Executives have sought to escape crowded airports and long security lines, while gaining greater protection from a potential terrorist hijacking.
"After 9/11, nobody wants to fly a scheduled carrier," Breiling said. "It is just too crowded. And if you have five or six passengers paying first-class fares, you can charter a jet for the same price. The airlines are losing a lot of well-to-do passengers."
In recent years, scheduled airlines have also dropped service to many small airports, forcing some companies to rely on private jets to reach remote manufacturing operations. Private aviation fuels an industry that accounts for more than $100 billion of economic activity, industry figures show.
Roughly 75% of small jets are made in the U.S.
Far from being death traps, the jets owned and operated by corporations for their employees have an average annual fatal accident rate over the last five years of .014 deaths per 100,000 flight hours — roughly equal to the airline industry's .012 rate, Breiling's calculations show.
Some taxi services fly cargo, land at wilderness lakes, move body parts for transplant operations and operate air ambulance service, all of which can
involve higher levels of risk. As a group,
air taxi operators have a fatal accident rate five
times higher than scheduled airlines.
But those taxi services that fly routine passengers on jet aircraft have an accident rate that is nearly as good as air carriers and private corporate jets, Breiling said.
Nonetheless, the public has the impression that small aircraft are less safe than the lumbering airliners that ferry the vast majority of Americans.
"People don't understand," said Edward Bolen, president of the National Business Aircraft Assn. "They may equate size with capability, but that's a misimpression. These small jets have electronic capabilities that are every bit as sophisticated or more than airliners."
In some cases, business jets have heads-up displays that are typically found only on military fighter jets. In other cases, they have enhanced vision systems that can see through clouds, he said.
The pilots of a Gulfstream jet en route to pick up Bush in Houston on Nov. 22 could certainly have used a system like that. They were flying in dense fog about a mile and a half from Hobby Airport when the plane clipped a 125-foot-tall light tower.

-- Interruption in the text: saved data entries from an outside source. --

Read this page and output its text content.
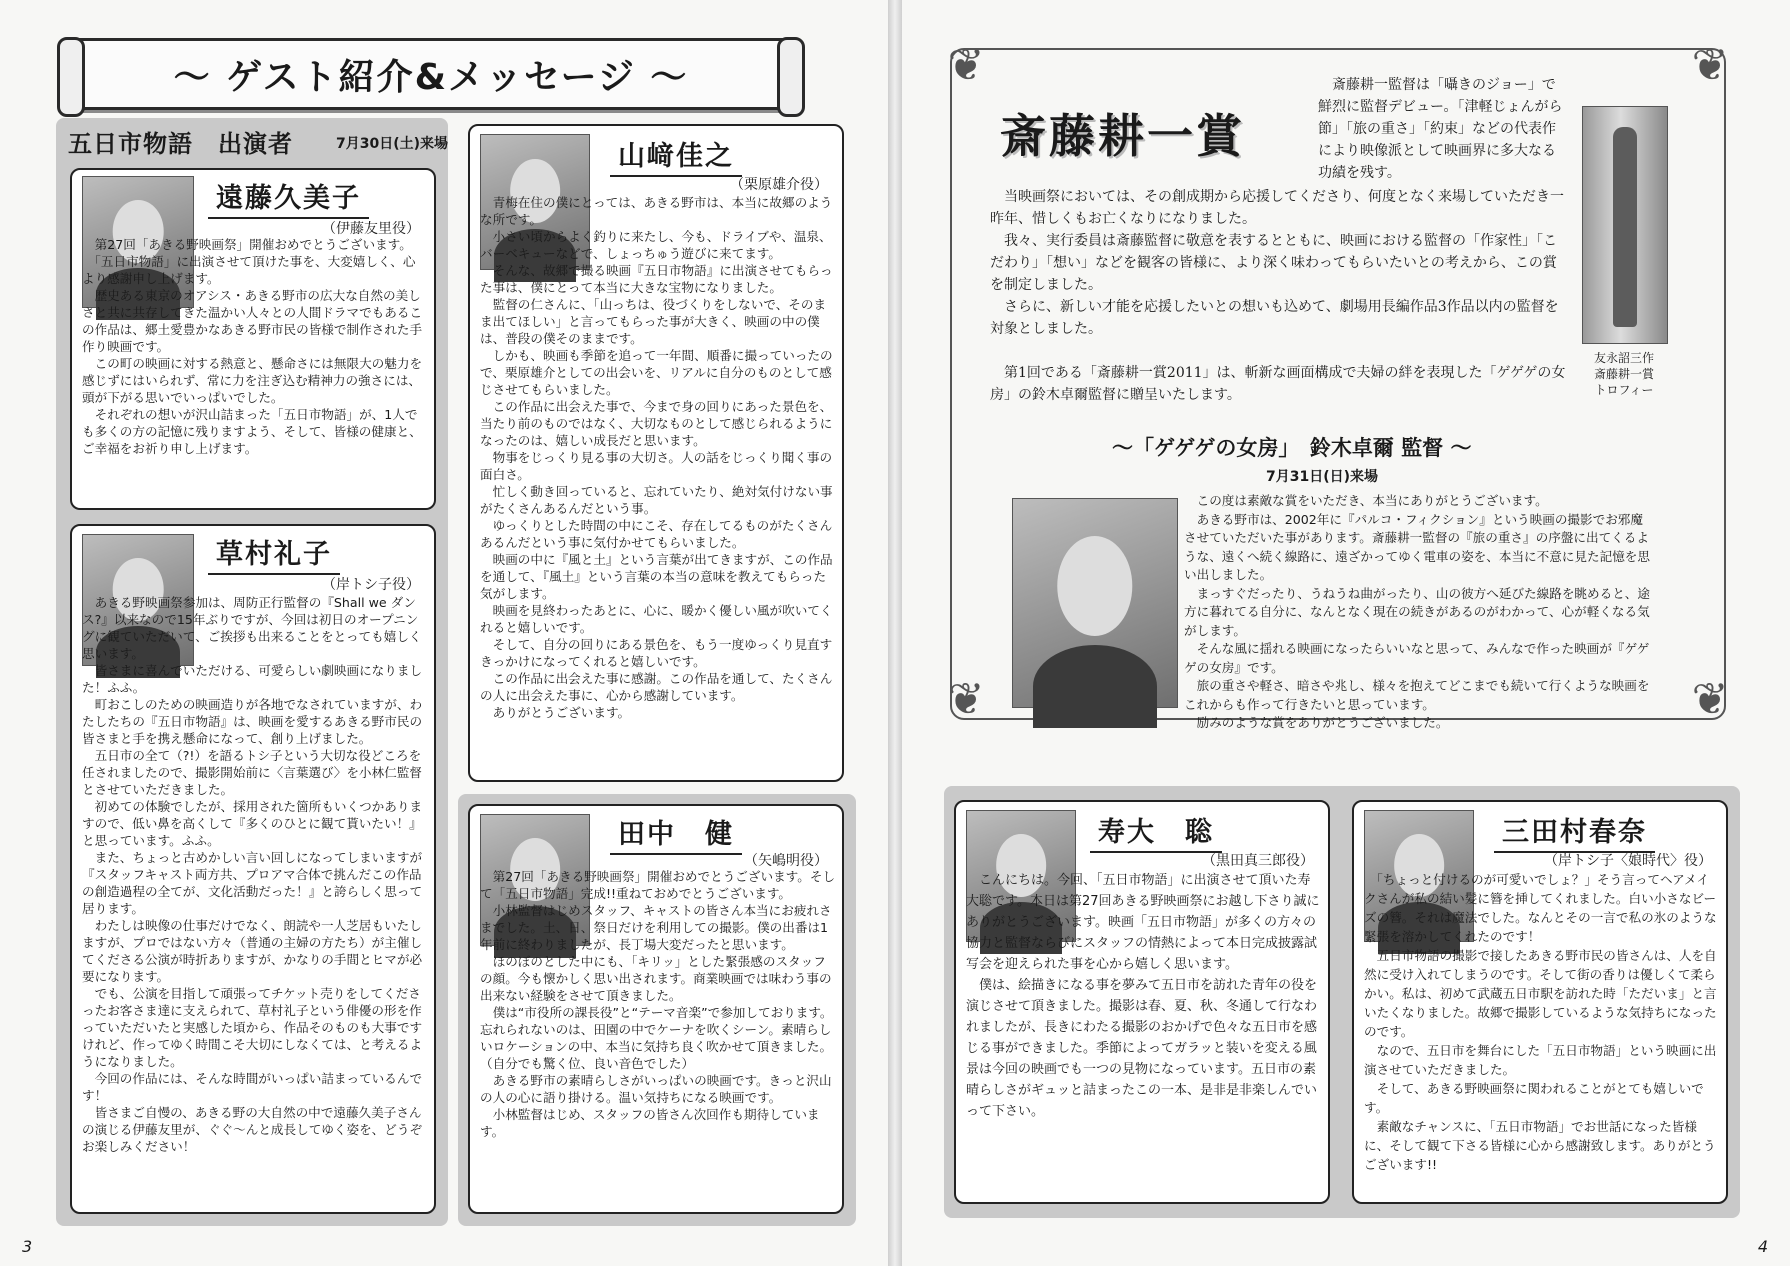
～ ゲスト紹介&メッセージ ～
五日市物語　出演者	7月30日(土)来場
遠藤久美子
（伊藤友里役）
　第27回「あきる野映画祭」開催おめでとうございます。
　「五日市物語」に出演させて頂けた事を、大変嬉しく、心より感謝申し上げます。
　歴史ある東京のオアシス・あきる野市の広大な自然の美しさと共に共存してきた温かい人々との人間ドラマでもあるこの作品は、郷土愛豊かなあきる野市民の皆様で制作された手作り映画です。
　この町の映画に対する熱意と、懸命さには無限大の魅力を感じずにはいられず、常に力を注ぎ込む精神力の強さには、頭が下がる思いでいっぱいでした。
　それぞれの想いが沢山詰まった「五日市物語」が、1人でも多くの方の記憶に残りますよう、そして、皆様の健康と、ご幸福をお祈り申し上げます。
草村礼子
（岸トシ子役）
　あきる野映画祭参加は、周防正行監督の『Shall we ダンス?』以来なので15年ぶりですが、今回は初日のオープニングに観ていただいて、ご挨拶も出来ることをとっても嬉しく思います。
　皆さまに喜んでいただける、可愛らしい劇映画になりました！ふふ。
　町おこしのための映画造りが各地でなされていますが、わたしたちの『五日市物語』は、映画を愛するあきる野市民の皆さまと手を携え懸命になって、創り上げました。
　五日市の全て（?!）を語るトシ子という大切な役どころを任されましたので、撮影開始前に〈言葉選び〉を小林仁監督とさせていただきました。
　初めての体験でしたが、採用された箇所もいくつかありますので、低い鼻を高くして『多くのひとに観て貰いたい！』と思っています。ふふ。
　また、ちょっと古めかしい言い回しになってしまいますが『スタッフキャスト両方共、プロアマ合体で挑んだこの作品の創造過程の全てが、文化活動だった！』と誇らしく思って居ります。
　わたしは映像の仕事だけでなく、朗読や一人芝居もいたしますが、プロではない方々（普通の主婦の方たち）が主催してくださる公演が時折ありますが、かなりの手間とヒマが必要になります。
　でも、公演を目指して頑張ってチケット売りをしてくださったお客さま達に支えられて、草村礼子という俳優の形を作っていただいたと実感した頃から、作品そのものも大事ですけれど、作ってゆく時間こそ大切にしなくては、と考えるようになりました。
　今回の作品には、そんな時間がいっぱい詰まっているんです！
　皆さまご自慢の、あきる野の大自然の中で遠藤久美子さんの演じる伊藤友里が、ぐぐ～んと成長してゆく姿を、どうぞお楽しみください！
山﨑佳之
（栗原雄介役）
　青梅在住の僕にとっては、あきる野市は、本当に故郷のような所です。
　小さい頃からよく釣りに来たし、今も、ドライブや、温泉、バーベキューなどで、しょっちゅう遊びに来てます。
　そんな、故郷で撮る映画『五日市物語』に出演させてもらった事は、僕にとって本当に大きな宝物になりました。
　監督の仁さんに、「山っちは、役づくりをしないで、そのまま出てほしい」と言ってもらった事が大きく、映画の中の僕は、普段の僕そのままです。
　しかも、映画も季節を追って一年間、順番に撮っていったので、栗原雄介としての出会いを、リアルに自分のものとして感じさせてもらいました。
　この作品に出会えた事で、今まで身の回りにあった景色を、当たり前のものではなく、大切なものとして感じられるようになったのは、嬉しい成長だと思います。
　物事をじっくり見る事の大切さ。人の話をじっくり聞く事の面白さ。
　忙しく動き回っていると、忘れていたり、絶対気付けない事がたくさんあるんだという事。
　ゆっくりとした時間の中にこそ、存在してるものがたくさんあるんだという事に気付かせてもらいました。
　映画の中に『風と土』という言葉が出てきますが、この作品を通して、『風土』という言葉の本当の意味を教えてもらった気がします。
　映画を見終わったあとに、心に、暖かく優しい風が吹いてくれると嬉しいです。
　そして、自分の回りにある景色を、もう一度ゆっくり見直すきっかけになってくれると嬉しいです。
　この作品に出会えた事に感謝。この作品を通して、たくさんの人に出会えた事に、心から感謝しています。
　ありがとうございます。
田中　健
（矢嶋明役）
　第27回「あきる野映画祭」開催おめでとうございます。そして「五日市物語」完成!!重ねておめでとうございます。
　小林監督はじめスタッフ、キャストの皆さん本当にお疲れさまでした。土、日、祭日だけを利用しての撮影。僕の出番は1年前に終わりましたが、長丁場大変だったと思います。
　ほのぼのとした中にも、「キリッ」とした緊張感のスタッフの顔。今も懐かしく思い出されます。商業映画では味わう事の出来ない経験をさせて頂きました。
　僕は“市役所の課長役”と“テーマ音楽”で参加しております。忘れられないのは、田園の中でケーナを吹くシーン。素晴らしいロケーションの中、本当に気持ち良く吹かせて頂きました。（自分でも驚く位、良い音色でした）
　あきる野市の素晴らしさがいっぱいの映画です。きっと沢山の人の心に語り掛ける。温い気持ちになる映画です。
　小林監督はじめ、スタッフの皆さん次回作も期待しています。
3
❦	❦
❦	❦
斎藤耕一賞
　斎藤耕一監督は「囁きのジョー」で鮮烈に監督デビュー。「津軽じょんがら節」「旅の重さ」「約束」などの代表作により映像派として映画界に多大なる功績を残す。
　当映画祭においては、その創成期から応援してくださり、何度となく来場していただき一昨年、惜しくもお亡くなりになりました。
　我々、実行委員は斎藤監督に敬意を表するとともに、映画における監督の「作家性」「こだわり」「想い」などを観客の皆様に、より深く味わってもらいたいとの考えから、この賞を制定しました。
　さらに、新しい才能を応援したいとの想いも込めて、劇場用長編作品3作品以内の監督を対象としました。

　第1回である「斎藤耕一賞2011」は、斬新な画面構成で夫婦の絆を表現した「ゲゲゲの女房」の鈴木卓爾監督に贈呈いたします。
友永詔三作
斎藤耕一賞
トロフィー
～「ゲゲゲの女房」　鈴木卓爾 監督 ～
7月31日(日)来場
　この度は素敵な賞をいただき、本当にありがとうございます。
　あきる野市は、2002年に『パルコ・フィクション』という映画の撮影でお邪魔させていただいた事があります。斎藤耕一監督の『旅の重さ』の序盤に出てくるような、遠くへ続く線路に、遠ざかってゆく電車の姿を、本当に不意に見た記憶を思い出しました。
　まっすぐだったり、うねうね曲がったり、山の彼方へ延びた線路を眺めると、途方に暮れてる自分に、なんとなく現在の続きがあるのがわかって、心が軽くなる気がします。
　そんな風に揺れる映画になったらいいなと思って、みんなで作った映画が『ゲゲゲの女房』です。
　旅の重さや軽さ、暗さや兆し、様々を抱えてどこまでも続いて行くような映画をこれからも作って行きたいと思っています。
　励みのような賞をありがとうございました。
寿大　聡
（黒田真三郎役）
　こんにちは。今回、「五日市物語」に出演させて頂いた寿大聡です。本日は第27回あきる野映画祭にお越し下さり誠にありがとうございます。映画「五日市物語」が多くの方々の協力と監督ならびにスタッフの情熱によって本日完成披露試写会を迎えられた事を心から嬉しく思います。
　僕は、絵描きになる事を夢みて五日市を訪れた青年の役を演じさせて頂きました。撮影は春、夏、秋、冬通して行なわれましたが、長きにわたる撮影のおかげで色々な五日市を感じる事ができました。季節によってガラッと装いを変える風景は今回の映画でも一つの見物になっています。五日市の素晴らしさがギュッと詰まったこの一本、是非是非楽しんでいって下さい。
三田村春奈
（岸トシ子〈娘時代〉役）
　「ちょっと付けるのが可愛いでしょ？」そう言ってヘアメイクさんが私の結い髪に簪を挿してくれました。白い小さなビーズの簪。それは魔法でした。なんとその一言で私の氷のような緊張を溶かしてくれたのです！
　五日市物語の撮影で接したあきる野市民の皆さんは、人を自然に受け入れてしまうのです。そして街の香りは優しくて柔らかい。私は、初めて武蔵五日市駅を訪れた時「ただいま」と言いたくなりました。故郷で撮影しているような気持ちになったのです。
　なので、五日市を舞台にした「五日市物語」という映画に出演させていただきました。
　そして、あきる野映画祭に関われることがとても嬉しいです。
　素敵なチャンスに、「五日市物語」でお世話になった皆様に、そして観て下さる皆様に心から感謝致します。ありがとうございます!!
4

Because the airplane was not carrying paying passengers, it could operate under less-strict rules that apply to general aviation, known as Part 91 regulations. Under these rules, pilots can use visual approaches that would not be allowed under Part 135 rules that apply to air taxis. Breiling speculates that the pilots were trying to fly low enough to visually navigate through the fog and did not anticipate the unusually high tower.
Another high-profile crash, on Oct. 25 in Virginia, took the lives of four members of the Hendrick Motorsports family and six others. The Beech 200, which was flying from Concord, N.C., to Martinsville, Va., aborted a landing attempt in dense fog and then ran into the side of Bull Mountain. It gained widespread publicity because of the family's prominence in NASCAR racing.
"Through November, there have been 11 accidents this year involving small business jets, five of which have been fatal," Breiling said. He said that was "a little high."